I had a feeling something like this would happen...
Apartments and condos could be the next battle line, NBC 4's Patrick Preston reported.
Tamara Williams, a Delaware apartment dweller, said that she is concerned about her kids' health and her own asthma because of the smell of cigarette smoke that creeps into her home.
"My husband gets up and he puts towels under the kids' bedroom so they don't get affected," she said. "That's just ridiculous."
The smell of smoke comes from the bathroom, and the likely source is a neighboring family that smokes, Preston reported.
Right now my children are getting bathed in the kitchen because I don't want them exposed to smoke in the bathroom," Williams said.
According to Micah Berman, executive director of the Tobacco Policy Center, studies have shown that in muti-unit apartment buildings more than half of the air going through any apartment comes from another unit.
After complaining to her apartment complex for weeks, the company has finally allowed Williams to break her lease early.
Currently, there are no smoke-free apartment complexes in Columbus, and it's nearly impossible to get added protection in your lease.
California and New York lawmakers have tried to restrict smoking in apartments statewide.
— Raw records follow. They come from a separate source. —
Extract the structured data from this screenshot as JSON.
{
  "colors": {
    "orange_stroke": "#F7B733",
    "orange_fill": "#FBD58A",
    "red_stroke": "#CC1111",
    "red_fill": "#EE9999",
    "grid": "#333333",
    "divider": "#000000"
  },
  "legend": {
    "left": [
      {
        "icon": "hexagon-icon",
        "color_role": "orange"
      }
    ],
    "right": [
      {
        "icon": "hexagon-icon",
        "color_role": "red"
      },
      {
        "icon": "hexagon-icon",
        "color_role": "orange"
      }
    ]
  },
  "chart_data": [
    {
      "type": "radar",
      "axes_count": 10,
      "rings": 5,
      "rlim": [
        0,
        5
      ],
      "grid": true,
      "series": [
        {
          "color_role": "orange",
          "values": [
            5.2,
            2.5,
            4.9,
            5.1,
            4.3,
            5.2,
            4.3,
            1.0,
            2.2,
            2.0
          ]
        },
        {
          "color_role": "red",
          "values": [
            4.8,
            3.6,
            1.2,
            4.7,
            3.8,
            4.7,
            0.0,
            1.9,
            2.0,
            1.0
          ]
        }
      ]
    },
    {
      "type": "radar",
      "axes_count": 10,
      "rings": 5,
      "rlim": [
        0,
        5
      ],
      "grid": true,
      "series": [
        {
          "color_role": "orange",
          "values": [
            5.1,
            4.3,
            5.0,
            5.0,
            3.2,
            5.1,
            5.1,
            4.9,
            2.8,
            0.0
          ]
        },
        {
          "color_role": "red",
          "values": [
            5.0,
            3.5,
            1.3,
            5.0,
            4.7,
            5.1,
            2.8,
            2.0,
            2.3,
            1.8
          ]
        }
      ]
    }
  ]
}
They have failed so far, but last month, the city of Belmont, California voted to ban smoking in apartment and condos that share a wall or ceiling whenever a neighbor complains.
But not everyone seems to think that such an act is reasonable.
"It almost seems like they're trying to harass smokers now," Andrew Korybko, a smoker, said. "It's almost like a modern day type of prohibition."
Many Ohio smokers said that their rights were already violated by last year's ban on smoking in bars and restaurants.
But Micah Berman disagrees.
"There's no constitutional right to smoke," he said. "So there's no legal right to smoke if it's interfering with someone else's rights."
Instead of seeking a change in state law, Berman is trying to convince apartment owners to go smoke-free voluntarily as a way to cut clean-up costs and lower fire risk.
It's a choice that Tamara Williams would have liked.
"I know a lot of people say 'it's my right to smoke', well, it's my right to breathe," she said.